The move by the House Freedom Caucus, the same band of conservatives that toppled his predecessor, would mean that the House would fail to pass a budget for the first time since Republicans reclaimed control of the chamber in 2011.
Ryan cited "all of the anxiety that's coming to a crescendo in this country" for the reluctance of conservatives to endorse the leadership-backed budget plan, which endorses higher agency operating budgets as agreed to in last year's budget deal with President Barack Obama.
The fiscal blueprint, released Tuesday by Budget Committee Chairman Tom Price, R-Ga., relies on eliminating health care subsidies and other coverage provided by Obama's health care law, sharp cuts to Medicaid, and reprises a plan devised by Ryan years ago that would transform Medicare into a voucher-like program for future retirees.
But as in past years, GOP leaders have no plans to implement the severe cuts recommended by nonbinding blueprint.
Instead, the main goal of the budget is to set in motion the annual appropriations process, in which the 12 spending bills that set agency operating budgets are produced. That's the $1.1 trillion "discretionary" portion of the $4 trillion-plus federal budget that is passed by Congress each year.
Many conservatives oppose the additional $46 billion or so in higher spending that the deal with Obama permits for the upcoming round of appropriations bills for the 2017 fiscal year starting Oct. 1; it comes on top of about $66 billion in higher spending for the ongoing budget year.
In sum, conservatives are tired that sweeping budget cuts are never implemented while Obama prevails on more money for agency operating budgets.
The debate comes as outsider presidential candidates like Trump and Sen. Ted Cruz of Texas are roiling the GOP electorate with an anti-Washington message. Approval ratings for lawmakers remain near all-time lows and many conservatives fear casting House votes that could alienate the ardent conservatives that dominate the Republican Party.
"We're the body of government that's closest to the people. We're up for election every other year," said Ryan, R-Wis. "And there's just a lot of anxiety that's out there."
The Freedom Caucus announced Monday night that it won't support the budget measure.

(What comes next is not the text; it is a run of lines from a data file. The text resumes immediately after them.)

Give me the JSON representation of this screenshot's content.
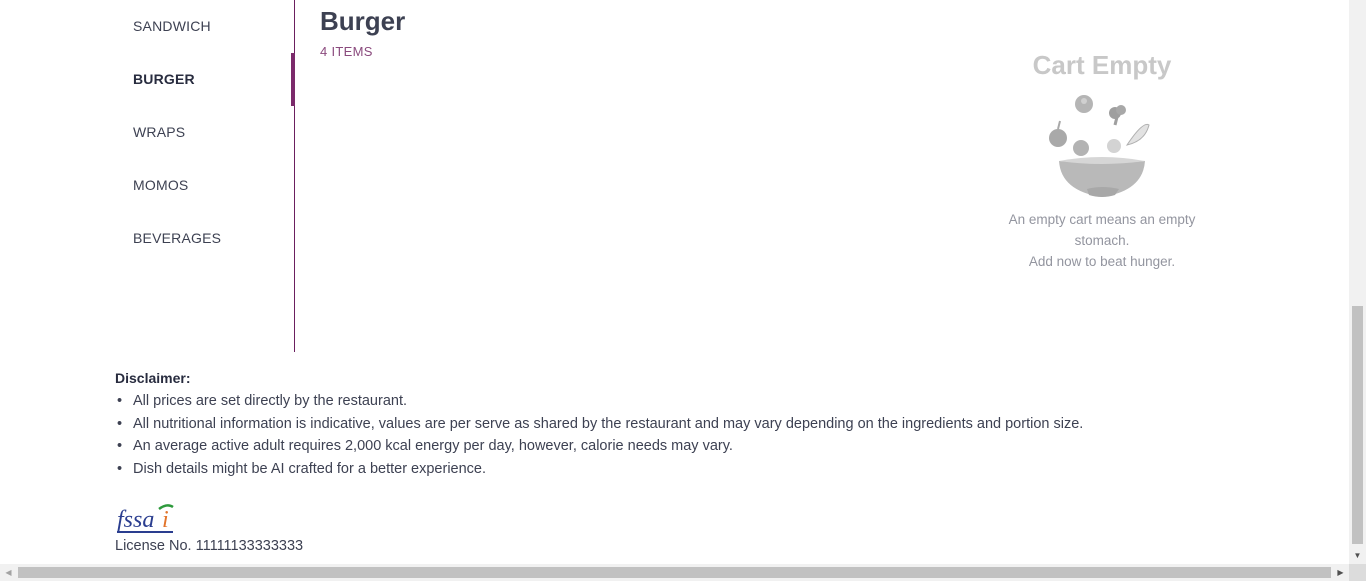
{
  "categories": {
    "items": [
      {
        "label": "SANDWICH",
        "active": false
      },
      {
        "label": "BURGER",
        "active": true
      },
      {
        "label": "WRAPS",
        "active": false
      },
      {
        "label": "MOMOS",
        "active": false
      },
      {
        "label": "BEVERAGES",
        "active": false
      }
    ]
  },
  "menu": {
    "title": "Burger",
    "count": "4 ITEMS"
  },
  "cart": {
    "title": "Cart Empty",
    "message_line1": "An empty cart means an empty stomach.",
    "message_line2": "Add now to beat hunger."
  },
  "disclaimer": {
    "title": "Disclaimer:",
    "points": [
      "All prices are set directly by the restaurant.",
      "All nutritional information is indicative, values are per serve as shared by the restaurant and may vary depending on the ingredients and portion size.",
      "An average active adult requires 2,000 kcal energy per day, however, calorie needs may vary.",
      "Dish details might be AI crafted for a better experience."
    ]
  },
  "fssai": {
    "logo_text": "fssai",
    "license": "License No. 11111133333333"
  },
  "colors": {
    "accent": "#7b2a6b",
    "muted_purple": "#8a4a7d",
    "cart_gray": "#c8c8c8"
  },
  "icons": {
    "cart_illustration": "empty-bowl-with-vegetables"
  }
}
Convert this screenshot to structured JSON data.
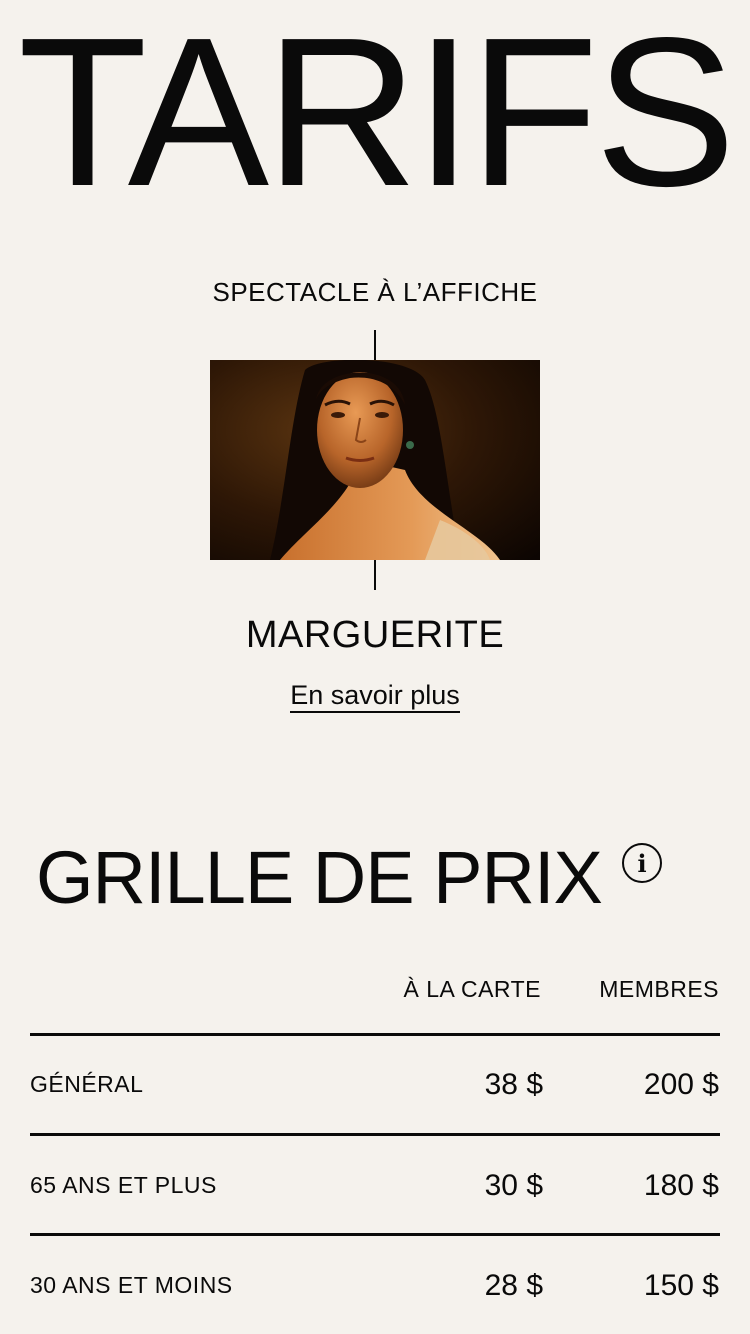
{
  "header": {
    "title": "TARIFS"
  },
  "featured": {
    "label": "SPECTACLE À L’AFFICHE",
    "show_title": "MARGUERITE",
    "learn_more": "En savoir plus"
  },
  "pricing": {
    "title": "GRILLE DE PRIX",
    "info_icon": "info-icon",
    "columns": [
      "À LA CARTE",
      "MEMBRES"
    ],
    "rows": [
      {
        "label": "GÉNÉRAL",
        "carte": "38 $",
        "membres": "200 $"
      },
      {
        "label": "65 ANS ET PLUS",
        "carte": "30 $",
        "membres": "180 $"
      },
      {
        "label": "30 ANS ET MOINS",
        "carte": "28 $",
        "membres": "150 $"
      }
    ]
  },
  "colors": {
    "background": "#f5f2ed",
    "text": "#0a0a0a"
  }
}
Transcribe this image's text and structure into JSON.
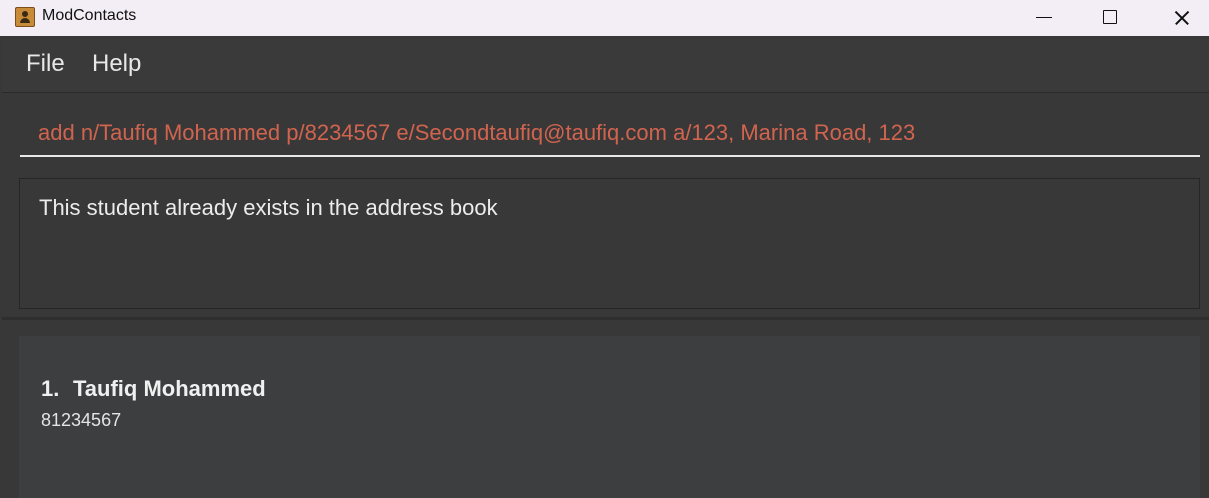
{
  "window": {
    "title": "ModContacts"
  },
  "menu": {
    "items": [
      "File",
      "Help"
    ]
  },
  "command": {
    "value": "add n/Taufiq Mohammed p/8234567 e/Secondtaufiq@taufiq.com a/123, Marina Road, 123"
  },
  "result": {
    "message": "This student already exists in the address book"
  },
  "contacts": [
    {
      "index": "1.",
      "name": "Taufiq Mohammed",
      "phone": "81234567"
    }
  ],
  "colors": {
    "command_text": "#d1644f",
    "background": "#383838",
    "titlebar": "#f3eef5"
  }
}
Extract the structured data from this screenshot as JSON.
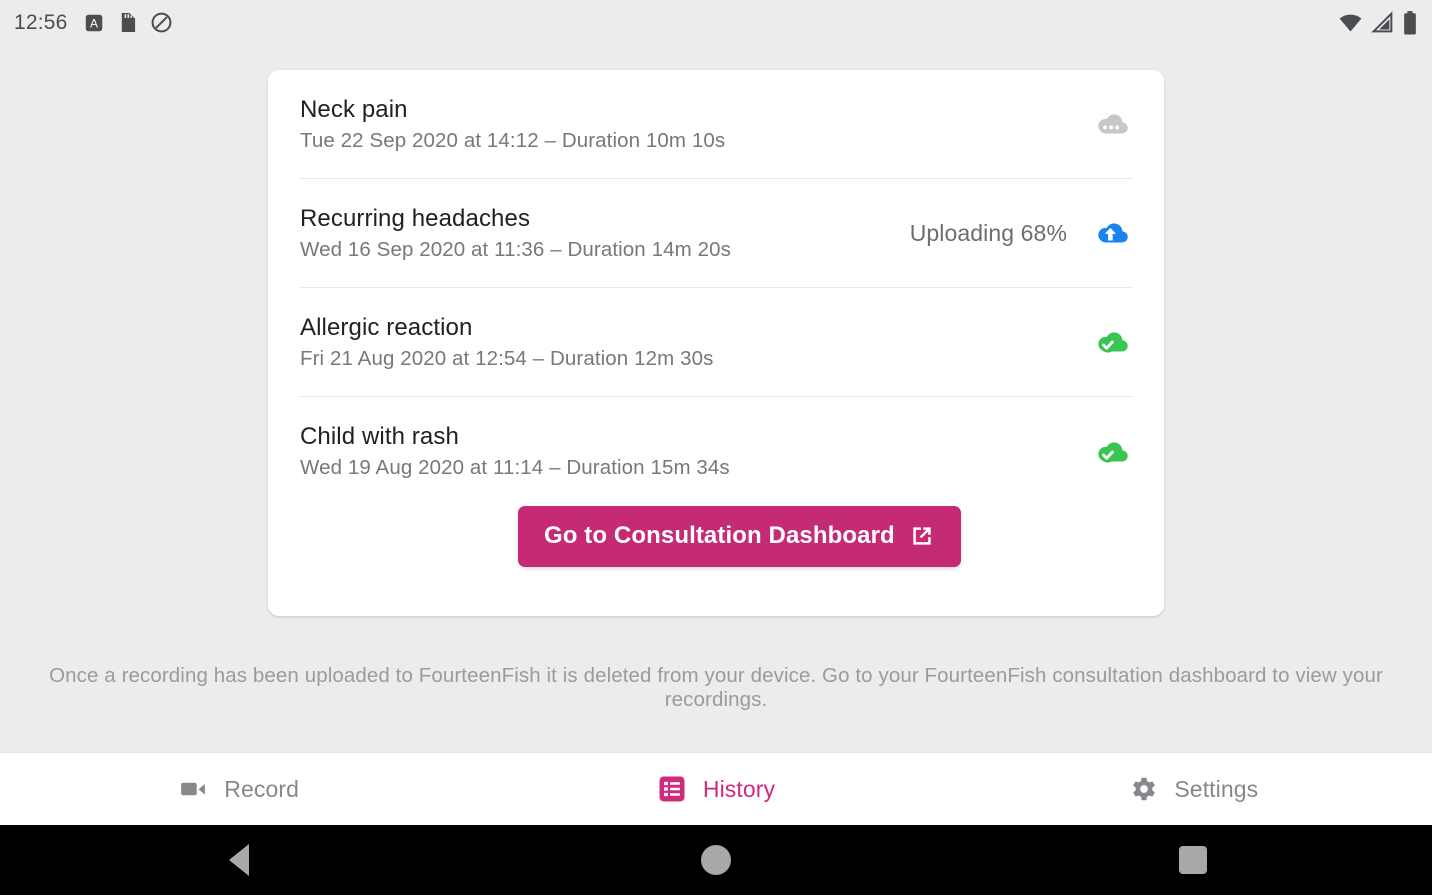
{
  "status_bar": {
    "time": "12:56",
    "left_icons": [
      "app-badge-icon",
      "sd-card-icon",
      "do-not-disturb-icon"
    ],
    "right_icons": [
      "wifi-icon",
      "cell-signal-icon",
      "battery-icon"
    ]
  },
  "recordings": [
    {
      "title": "Neck pain",
      "subtitle": "Tue 22 Sep 2020 at 14:12 – Duration 10m 10s",
      "status_text": "",
      "status_icon": "cloud-pending-icon",
      "status_color": "#c6c7c9"
    },
    {
      "title": "Recurring headaches",
      "subtitle": "Wed 16 Sep 2020 at 11:36 – Duration 14m 20s",
      "status_text": "Uploading 68%",
      "status_icon": "cloud-upload-icon",
      "status_color": "#1a83f0"
    },
    {
      "title": "Allergic reaction",
      "subtitle": "Fri 21 Aug 2020 at 12:54 – Duration 12m 30s",
      "status_text": "",
      "status_icon": "cloud-done-icon",
      "status_color": "#39c551"
    },
    {
      "title": "Child with rash",
      "subtitle": "Wed 19 Aug 2020 at 11:14 – Duration 15m 34s",
      "status_text": "",
      "status_icon": "cloud-done-icon",
      "status_color": "#39c551"
    }
  ],
  "cta": {
    "label": "Go to Consultation Dashboard",
    "icon": "external-link-icon",
    "background": "#c52b74"
  },
  "footer_note": "Once a recording has been uploaded to FourteenFish it is deleted from your device. Go to your FourteenFish consultation dashboard to view your recordings.",
  "bottom_nav": {
    "active_color": "#cf2a7c",
    "inactive_color": "#86888b",
    "items": [
      {
        "label": "Record",
        "icon": "videocam-icon",
        "active": false
      },
      {
        "label": "History",
        "icon": "list-icon",
        "active": true
      },
      {
        "label": "Settings",
        "icon": "gear-icon",
        "active": false
      }
    ]
  },
  "system_nav": {
    "back": "back-triangle-icon",
    "home": "home-circle-icon",
    "recents": "recents-square-icon"
  }
}
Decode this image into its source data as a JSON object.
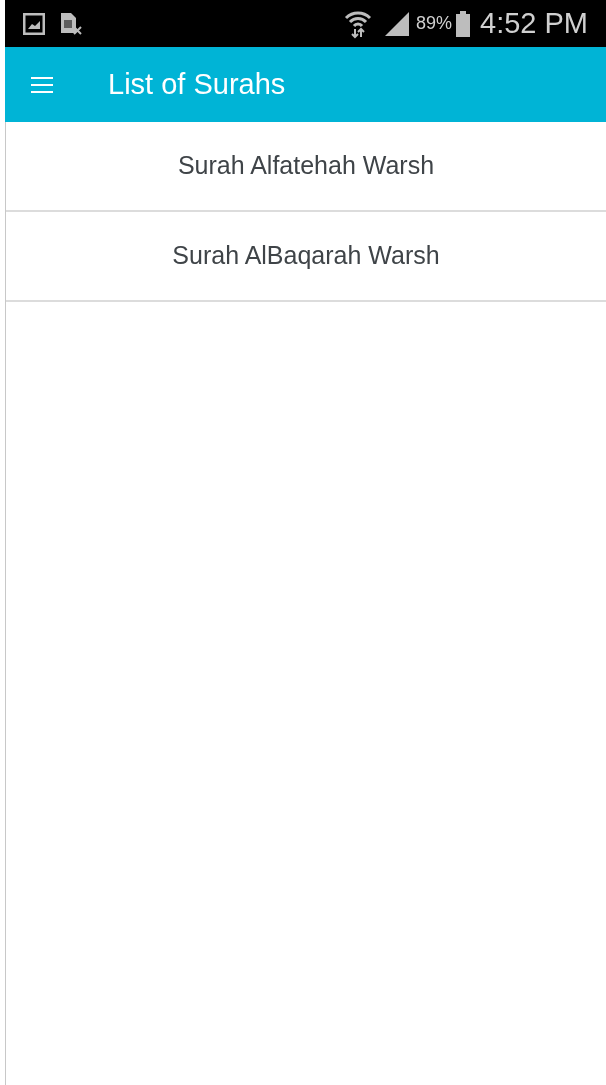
{
  "status_bar": {
    "battery": "89%",
    "time": "4:52 PM"
  },
  "app_bar": {
    "title": "List of Surahs"
  },
  "surahs": [
    {
      "name": "Surah Alfatehah Warsh"
    },
    {
      "name": "Surah AlBaqarah Warsh"
    }
  ]
}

The move by the bloc of 40 or so conservatives reflects enduring opposition from tea party lawmakers to budget and debt deal with Obama.
Although Republicans have a commanding majority in the House — 246 to 188 — the loss of those conservatives would make it impossible to pass a budget. All Democrats are expected to oppose the measure.
Price is nonetheless pressing ahead with a panel vote Wednesday on the 10-year measure, which relies on huge spending cuts — $6.5 trillion over the coming decade — to demonstrate that the budget can be balanced.
"Surrendering to the status quo or failing to act boldly will mean Americans today and in the future will have less opportunity and less security," Price said in a statement. "It is a plan to balance the budget through commonsense reforms and greater economic growth; to create a healthier economy, more secure nation, and a more accountable Washington."
Democrats blasted the measure for proposing cuts deeper than any of their prior plans.
"This Republican budget takes a sledgehammer to America's competitiveness and working families" said top Budget Committee Democrat Chris Van Hollen of Maryland. "It's a budget that helps the rich get richer while everyone else feels like they're running in place or falling behind.
GOP-led committees are moving ahead with a more modest series of spending cuts.
The Senate is expected to skip the budget debate altogether and instead go straight to the annual spending bills under a little-noticed provision added to last year's bipartisan deal that permits the shortcut.